The study region

The target area of the SRDS survey is the Sado river basin (southern Alentejo, Portugal), a large, sedimentary basin with an area of 7692 km2 and a mean altitude of 127 meters asl. The Sado flows for 180 kilometers in a northerly direction from its source in the Serra da Vigia (230 m asl) before changing its course and flowing west towards the Atlantic ocean. Southern Alentejo forms part of the Iberian Pyrite Belt, largely composed of late Devonian and Cambrian volcanic rocks (tuffs, rhyolites, etc) overlain by metamorphic and sedimentary deposits (including siliceous formations, jaspers, cherts, schists, grauvaques and conglomerates). These deposits form the economic basis of a once-thriving and still active mining industry (Barriga and Carvalho 1997; Martins, Alves, and Costa 2002-2003). The sediments filling the hydrological basin are mostly detritic and continental, overlying marine sediments of Miocene age. Plio-Pleistocene sediments deposited on the broad erosional surface that formed as the sea retreated (the planalto deposits) were in turn dissected and reworked by the river system that began forming during the Pleistocene. The region is caracterised by poorly developed soils (mainly derived from bedrock schists).

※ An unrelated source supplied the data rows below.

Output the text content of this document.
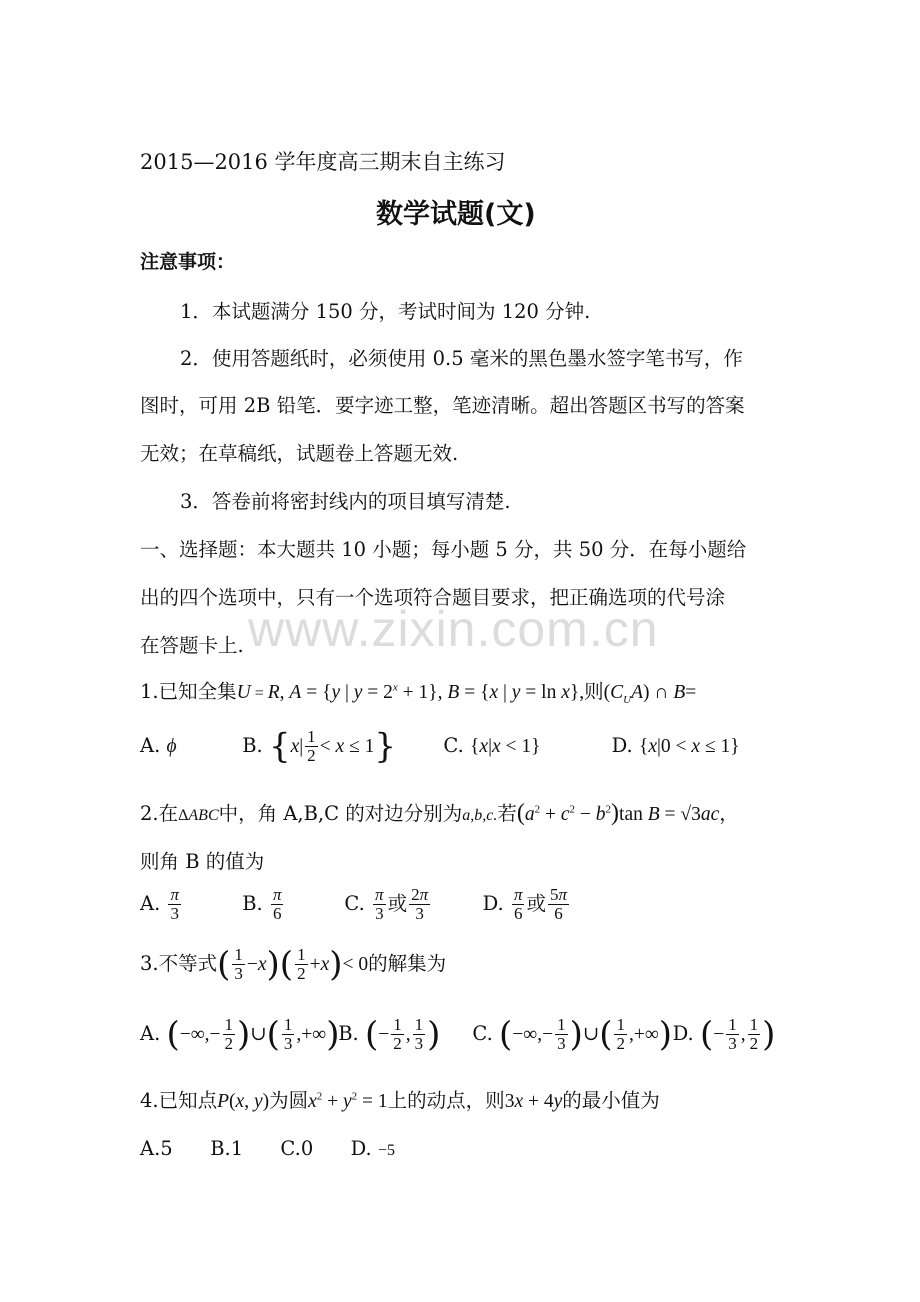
www.zixin.com.cn
2015—2016 学年度高三期末自主练习
数学试题(文)
注意事项：
1．本试题满分 150 分，考试时间为 120 分钟.
2．使用答题纸时，必须使用 0.5 毫米的黑色墨水签字笔书写，作
图时，可用 2B 铅笔．要字迹工整，笔迹清晰。超出答题区书写的答案
无效；在草稿纸，试题卷上答题无效.
3．答卷前将密封线内的项目填写清楚.
一、选择题：本大题共 10 小题；每小题 5 分，共 50 分．在每小题给
出的四个选项中，只有一个选项符合题目要求，把正确选项的代号涂
在答题卡上.
1.已知全集U = R, A = {y | $y = 2^x + 1$}, B = {x | y = ln x},则$(C_UA)$ ∩ B=
A. ϕ	B. $\{x| \frac{1}{2} < x \le 1\}$ C. {x|x < 1}	D. {x|0 < x ≤ 1}
2.在ΔABC中，角 A,B,C 的对边分别为a,b,c.若$(a^2 + c^2 - b^2)\tan$ B = √3ac，
则角 B 的值为
A. $\frac{\pi}{3}$	B. $\frac{\pi}{6}$	C. $\frac{\pi}{3}$ 或 $\frac{2\pi}{3}$	D. $\frac{\pi}{6}$ 或 $\frac{5\pi}{6}$
3.不等式( $\frac{1}{3} -x)( \frac{1}{2} +x)< 0$的解集为
A. (−∞,− $\frac{1}{2}$ )∪( $\frac{1}{3}$ ,+∞) B. (− $\frac{1}{2}$ , $\frac{1}{3}$ ) C. (−∞,− $\frac{1}{3}$ )∪( $\frac{1}{2}$ ,+∞) D. (− $\frac{1}{3}$ , $\frac{1}{2}$ )
4.已知点P(x, y)为圆$x^2 + y^2 = 1$上的动点，则3x + 4y的最小值为
A.5 B.1 C.0 D. −5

The history and topography of the target region is heavily influenced by tectonic processes. Subsidence of the Sado basin and the formation of the Grândola horst at the beginning of the Quaternary (Pimentel & Azevedo 1991) resulted in distinctly different sedimentary histories in the northern and southern halves of the Sado drainage system. The northern part of the drainage, from Grândola to the estuary, forms part of the litoral platform; sediments in this sector are predominantly composed of fine sands, easily remobilised by aeolian processes. Fluvial terraces in the northern sector are difficult to identify or age (Pimentel 1989). The southern part of the drainage, from Grândola to the Serra da Vigia, is essentially an extended erosion surface upon which a braided fluvial system formed during the Plio-Pleistocene, depositing a succession of sandy, detritic sediments cloaked with coarse rañas (Pimentel 1989, Pimentel and Azevedo 1991). South of Grândola, the Sado river is weakly incised forming two, heavily dissected terraces (Pimentel 1989, Pimentel and Azevedo 1991).

Raw material sources

Primary sources of raw material suitable for knapping are rare in the survey region. There are no known sources of flint, although chert is occasionally encountered in very small quantities. Jasper occurs in outcrops on the margins of the Sado basin, especially in the south of the survey region. Other potential raw materials including quartz, quartzite, grauwacke and jasper cobbles, occur in secondary contexts throughout the drainage system.